Bei einem schnellen, flüchtigen Blick auf die Bilder, die Marlon Maier bei Instagram auf seinem Profil veröffentlicht, könnten die vermeintlichen Luftaufnahmen von Palmas Flughafen auch einwandfrei aus einem Hubschrauber gemacht worden sein. Erst beim zweiten Hinschauen fällt auf, dass der Asphalt grau angemalter Pressspan, die Bodenmarkierungen aufgezeichnet und die Gangway, die in diesem Fall zu einer Maschine von Iberia führt, aus Papier gemacht ist.

Marlon Maier hat mit klassischem Modellbau nichts am Hut. Weder interessieren ihn Eisenbahnen noch sonst irgendwelche Fahrzeuge, die man zusammenbauen muss. Sein Herz hängt allerdings an der Fliegerei und an den rund hundert kleinen, detailgetreuen Flugzeugmodellen, die in einer Vitrine in seinem Zimmer im elterlichen Haus in Darmstadt stehen. Als er schließlich 2018 das erste Mal am Flughafen in Palma landet, weiß er, was seiner Sammlung noch fehlt. „Ich liebe die Insel, und auch der Flughafen ist wirklich toll. Ich hatte schon länger darüber nachgedacht, einen Flughafen nachzubauen, aber irgendwie wusste ich bis dahin nicht, welchen.”

Für den Bau des Aeroport de Son Sant Joan hat er fast zwei Jahre gebraucht und rund 700 Euro in Materialien investiert. „Ich habe mir den Flughafen bei Google Earth angeschaut, dann eine Skizze angefertigt und ihn möglichst detailgetreu nachgebaut.” Ein paar Abweichungen würde es aber schon geben, räumt der Flugzeug-Enthusiast ein. „Also, bei den Busparkplätzen fehlt eine Reihe Parkbuchten, ich hatte ja nur zwei mal zwei Meter Platz und musste deshalb ein paar Abstriche machen.”

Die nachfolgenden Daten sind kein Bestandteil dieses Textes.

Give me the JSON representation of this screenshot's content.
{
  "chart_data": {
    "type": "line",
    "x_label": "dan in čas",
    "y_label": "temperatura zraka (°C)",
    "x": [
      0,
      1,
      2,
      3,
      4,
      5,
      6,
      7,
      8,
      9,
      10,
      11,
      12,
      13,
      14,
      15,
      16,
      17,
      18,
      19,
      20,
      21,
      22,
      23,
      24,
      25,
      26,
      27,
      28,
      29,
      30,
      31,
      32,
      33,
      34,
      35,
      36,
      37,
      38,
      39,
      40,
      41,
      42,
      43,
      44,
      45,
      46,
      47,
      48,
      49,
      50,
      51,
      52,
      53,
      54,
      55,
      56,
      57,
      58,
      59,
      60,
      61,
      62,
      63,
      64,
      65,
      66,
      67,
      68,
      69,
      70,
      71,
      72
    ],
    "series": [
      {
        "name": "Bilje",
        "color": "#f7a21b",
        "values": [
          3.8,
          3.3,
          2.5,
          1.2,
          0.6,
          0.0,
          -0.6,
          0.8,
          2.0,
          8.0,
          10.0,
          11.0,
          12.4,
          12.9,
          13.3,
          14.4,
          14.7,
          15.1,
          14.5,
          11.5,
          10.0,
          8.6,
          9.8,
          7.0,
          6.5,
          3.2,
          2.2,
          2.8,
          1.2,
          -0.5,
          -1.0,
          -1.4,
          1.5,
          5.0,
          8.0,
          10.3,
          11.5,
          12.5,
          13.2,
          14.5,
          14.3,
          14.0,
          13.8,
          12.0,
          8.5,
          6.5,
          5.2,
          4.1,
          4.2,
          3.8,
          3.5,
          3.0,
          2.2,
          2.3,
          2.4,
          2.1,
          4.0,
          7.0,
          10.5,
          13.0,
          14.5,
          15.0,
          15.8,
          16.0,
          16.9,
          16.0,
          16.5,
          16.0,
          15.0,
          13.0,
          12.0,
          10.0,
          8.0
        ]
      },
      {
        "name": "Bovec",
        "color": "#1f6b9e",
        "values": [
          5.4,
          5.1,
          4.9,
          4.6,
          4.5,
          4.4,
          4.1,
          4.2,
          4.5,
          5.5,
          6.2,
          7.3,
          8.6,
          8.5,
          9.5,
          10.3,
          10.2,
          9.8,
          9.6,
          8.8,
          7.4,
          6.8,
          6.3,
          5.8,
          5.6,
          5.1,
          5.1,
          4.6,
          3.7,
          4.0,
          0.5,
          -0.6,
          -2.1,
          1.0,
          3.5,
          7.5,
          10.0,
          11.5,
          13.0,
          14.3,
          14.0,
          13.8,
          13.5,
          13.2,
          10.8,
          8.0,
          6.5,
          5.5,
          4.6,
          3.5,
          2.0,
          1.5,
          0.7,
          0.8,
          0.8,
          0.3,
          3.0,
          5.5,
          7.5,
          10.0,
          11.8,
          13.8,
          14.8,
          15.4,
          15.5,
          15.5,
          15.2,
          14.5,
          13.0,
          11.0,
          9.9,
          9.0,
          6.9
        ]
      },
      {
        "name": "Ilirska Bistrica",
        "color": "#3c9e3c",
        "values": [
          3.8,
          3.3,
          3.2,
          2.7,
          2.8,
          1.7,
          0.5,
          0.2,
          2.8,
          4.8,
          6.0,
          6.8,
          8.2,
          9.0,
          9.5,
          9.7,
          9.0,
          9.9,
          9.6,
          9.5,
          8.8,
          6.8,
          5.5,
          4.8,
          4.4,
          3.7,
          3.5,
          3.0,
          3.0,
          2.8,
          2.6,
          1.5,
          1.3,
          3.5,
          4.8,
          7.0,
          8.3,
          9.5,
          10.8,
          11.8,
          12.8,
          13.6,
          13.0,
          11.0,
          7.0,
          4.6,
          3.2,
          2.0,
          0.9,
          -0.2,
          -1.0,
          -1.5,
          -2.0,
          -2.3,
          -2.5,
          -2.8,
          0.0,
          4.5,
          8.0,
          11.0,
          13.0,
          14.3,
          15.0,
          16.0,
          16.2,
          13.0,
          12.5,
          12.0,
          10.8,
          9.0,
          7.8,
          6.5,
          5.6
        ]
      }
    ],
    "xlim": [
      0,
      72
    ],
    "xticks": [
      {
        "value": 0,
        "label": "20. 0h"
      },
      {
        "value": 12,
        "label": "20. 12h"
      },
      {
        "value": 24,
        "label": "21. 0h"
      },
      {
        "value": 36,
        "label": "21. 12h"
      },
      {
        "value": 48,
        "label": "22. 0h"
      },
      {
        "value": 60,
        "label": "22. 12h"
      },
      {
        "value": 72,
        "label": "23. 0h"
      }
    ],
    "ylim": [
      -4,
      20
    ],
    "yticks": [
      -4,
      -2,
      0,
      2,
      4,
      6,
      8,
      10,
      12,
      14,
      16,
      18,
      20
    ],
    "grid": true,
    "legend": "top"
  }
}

Das Modell ist im Maßstab 1:500 gebaut. Es besteht zu 60 Prozent aus Pappe und zu 40 Prozent aus Papier. Nur, wenn es unbedingt nötig war, habe er auf Plastik zurückgegriffen. „Die Terminalumrundung von Flugsteig B ist in der Realität transparent, deshalb musste ich dafür auch etwas Durchsichtiges nehmen. Papier ging da einfach nicht.” Etwa 300 Arbeitsstunden stecken in Marlon Maiers Modell. Die Miniatur Gepäck-transport-Fahrzeuge, die mobilen Flugsteige oder die „Pushbacks”, die die Flugzeuge aus ihrer Parkbucht schieben, sind aus dem Internet dazu gekauft, um möglichst viele Details abzubilden. „Ich spiele nicht mit den Flugzeugen und dem Flughafen. Ich versuche nur, möglichst realistische Szenen mit meiner Kamera festzuhalten, und stelle diese dann online.”

Der junge Mann, der sich derzeit in einer Ausbildung zum Pflegefachmann befindet, fährt ungefähr einmal im Monat an den nächstgelegenen Flughafen und beobachtet und fotografiert die Starts und Landungen der Flugzeuge sowie das bunte Treiben der Reisenden und des Flughafenpersonals. Seine nächste echte Landung am Flughafen Son Sant Joan ist für August 2022 geplant. Sicher nicht nur um Urlaub auf Mallorca zu machen, sondern auch um sich ein, zwei neue Details für sein Modell mit nach Deutschland zu nehmen.